About Getting Back Home
In David Godman’s presentation of Ramana Maharshi’s teaching, scripture and study are granted a clearly secondary, instrumental role in the movement toward self-realization. Scriptures are portrayed as pointers: they indicate the truth, direct attention toward the Self, and can confirm what is glimpsed through genuine inquiry, but they do not themselves confer realization. Their chief value lies in their capacity to turn the mind inward, to generate clarity and dispassion, and to summarize in conceptual form the essential message that one is already the Self. Once this essential orientation has been grasped, further accumulation of scriptural knowledge is regarded as unnecessary and potentially distracting from the direct work of inquiry.
Godman also shows that the usefulness of scripture is temperament-dependent. For those with an intellectual bent, study can temporarily serve as a helpful scaffold, providing a conceptual framework that points toward self-inquiry and removes doubts or misconceptions that obstruct practice. In this sense, scripture can purify and prepare the mind, especially when a seeker is not yet ready to abide steadily in the simple investigation of the “I.” Yet even in such cases, scriptural authority is always subordinate to direct experience; when there is any tension between text and realization, it is experiential knowledge that is granted primacy.

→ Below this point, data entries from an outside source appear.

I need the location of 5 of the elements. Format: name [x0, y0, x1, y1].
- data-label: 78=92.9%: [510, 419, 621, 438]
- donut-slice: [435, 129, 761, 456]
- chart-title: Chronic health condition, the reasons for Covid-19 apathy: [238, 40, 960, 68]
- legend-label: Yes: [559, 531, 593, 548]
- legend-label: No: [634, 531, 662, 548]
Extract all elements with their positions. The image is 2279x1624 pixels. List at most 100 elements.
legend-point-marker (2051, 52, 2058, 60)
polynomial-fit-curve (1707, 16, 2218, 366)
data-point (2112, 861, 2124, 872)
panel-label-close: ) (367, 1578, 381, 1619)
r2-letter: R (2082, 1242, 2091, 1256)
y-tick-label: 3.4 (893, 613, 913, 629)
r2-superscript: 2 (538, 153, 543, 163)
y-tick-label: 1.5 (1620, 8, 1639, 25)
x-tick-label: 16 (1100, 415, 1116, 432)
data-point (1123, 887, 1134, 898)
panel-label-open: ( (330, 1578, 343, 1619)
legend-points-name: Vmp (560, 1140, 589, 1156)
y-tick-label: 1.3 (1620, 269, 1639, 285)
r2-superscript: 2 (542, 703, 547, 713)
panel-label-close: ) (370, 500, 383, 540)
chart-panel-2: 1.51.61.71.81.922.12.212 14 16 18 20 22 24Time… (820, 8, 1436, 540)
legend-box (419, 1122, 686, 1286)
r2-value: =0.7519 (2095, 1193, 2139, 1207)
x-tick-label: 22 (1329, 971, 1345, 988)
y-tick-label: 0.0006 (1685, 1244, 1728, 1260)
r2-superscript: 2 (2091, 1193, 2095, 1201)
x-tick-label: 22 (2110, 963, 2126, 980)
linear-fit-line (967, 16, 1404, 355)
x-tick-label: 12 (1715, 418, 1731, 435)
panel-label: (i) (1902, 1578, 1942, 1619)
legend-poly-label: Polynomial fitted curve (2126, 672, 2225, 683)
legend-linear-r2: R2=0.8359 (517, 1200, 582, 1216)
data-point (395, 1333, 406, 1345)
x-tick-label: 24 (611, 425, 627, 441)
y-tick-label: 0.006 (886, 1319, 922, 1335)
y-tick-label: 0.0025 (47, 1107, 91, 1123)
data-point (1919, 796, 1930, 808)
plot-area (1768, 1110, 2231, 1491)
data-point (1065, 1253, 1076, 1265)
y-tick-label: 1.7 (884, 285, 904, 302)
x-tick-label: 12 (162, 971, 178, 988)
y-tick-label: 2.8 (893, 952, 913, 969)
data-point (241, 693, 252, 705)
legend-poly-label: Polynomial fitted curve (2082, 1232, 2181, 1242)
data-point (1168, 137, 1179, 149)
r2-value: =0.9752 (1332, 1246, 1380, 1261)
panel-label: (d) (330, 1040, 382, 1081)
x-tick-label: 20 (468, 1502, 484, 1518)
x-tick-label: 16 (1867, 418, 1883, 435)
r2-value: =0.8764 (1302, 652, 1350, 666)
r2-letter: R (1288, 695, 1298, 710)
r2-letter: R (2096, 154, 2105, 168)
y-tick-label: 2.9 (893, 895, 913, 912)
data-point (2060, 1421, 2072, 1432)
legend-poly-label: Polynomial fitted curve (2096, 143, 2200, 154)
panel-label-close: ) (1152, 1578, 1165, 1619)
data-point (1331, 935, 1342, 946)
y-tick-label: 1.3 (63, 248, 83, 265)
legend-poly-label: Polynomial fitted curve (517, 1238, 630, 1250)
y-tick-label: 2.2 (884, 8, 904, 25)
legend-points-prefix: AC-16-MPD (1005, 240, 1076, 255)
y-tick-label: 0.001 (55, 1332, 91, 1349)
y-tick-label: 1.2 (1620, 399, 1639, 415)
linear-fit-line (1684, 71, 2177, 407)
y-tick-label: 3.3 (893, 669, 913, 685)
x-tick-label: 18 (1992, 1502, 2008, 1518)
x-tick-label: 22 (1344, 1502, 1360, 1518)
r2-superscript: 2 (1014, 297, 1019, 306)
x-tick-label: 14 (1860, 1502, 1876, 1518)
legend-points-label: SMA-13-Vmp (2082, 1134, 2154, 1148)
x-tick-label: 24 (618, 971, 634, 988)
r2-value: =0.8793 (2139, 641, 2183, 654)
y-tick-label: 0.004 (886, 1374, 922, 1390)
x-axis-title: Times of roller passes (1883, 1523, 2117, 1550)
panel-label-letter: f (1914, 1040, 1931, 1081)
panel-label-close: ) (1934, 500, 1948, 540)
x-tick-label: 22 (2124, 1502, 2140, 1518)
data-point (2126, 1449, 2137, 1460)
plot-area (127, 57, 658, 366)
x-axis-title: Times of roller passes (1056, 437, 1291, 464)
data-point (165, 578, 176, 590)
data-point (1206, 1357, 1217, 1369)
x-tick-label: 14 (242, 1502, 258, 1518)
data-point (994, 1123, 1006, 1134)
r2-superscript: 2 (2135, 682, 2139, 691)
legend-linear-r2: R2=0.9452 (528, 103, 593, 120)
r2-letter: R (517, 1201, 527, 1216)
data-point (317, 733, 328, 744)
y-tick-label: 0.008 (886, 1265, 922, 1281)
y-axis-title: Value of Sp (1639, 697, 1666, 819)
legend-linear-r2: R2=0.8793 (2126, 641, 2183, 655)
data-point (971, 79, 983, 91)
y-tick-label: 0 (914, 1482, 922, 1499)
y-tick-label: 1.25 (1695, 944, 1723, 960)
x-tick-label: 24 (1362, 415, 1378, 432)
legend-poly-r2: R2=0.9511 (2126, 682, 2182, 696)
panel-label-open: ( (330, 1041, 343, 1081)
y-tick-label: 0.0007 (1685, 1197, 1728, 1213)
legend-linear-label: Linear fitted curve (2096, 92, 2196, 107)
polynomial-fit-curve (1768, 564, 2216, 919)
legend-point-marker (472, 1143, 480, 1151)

A consistent theme in this presentation is that all scriptural teachings ultimately converge on a single, practical injunction: to turn inward and investigate the source of the “I”-sense. When that inward turn is actually undertaken, scripture has fulfilled its purpose and becomes, at best, confirmatory rather than essential. Excessive reliance on books and concepts then risks becoming a hindrance, fostering mental accumulation instead of the non-conceptual awareness that self-inquiry reveals. Thus, scripture and study are acknowledged as useful aids and provisional supports, but never as the core means of awakening to one’s true nature.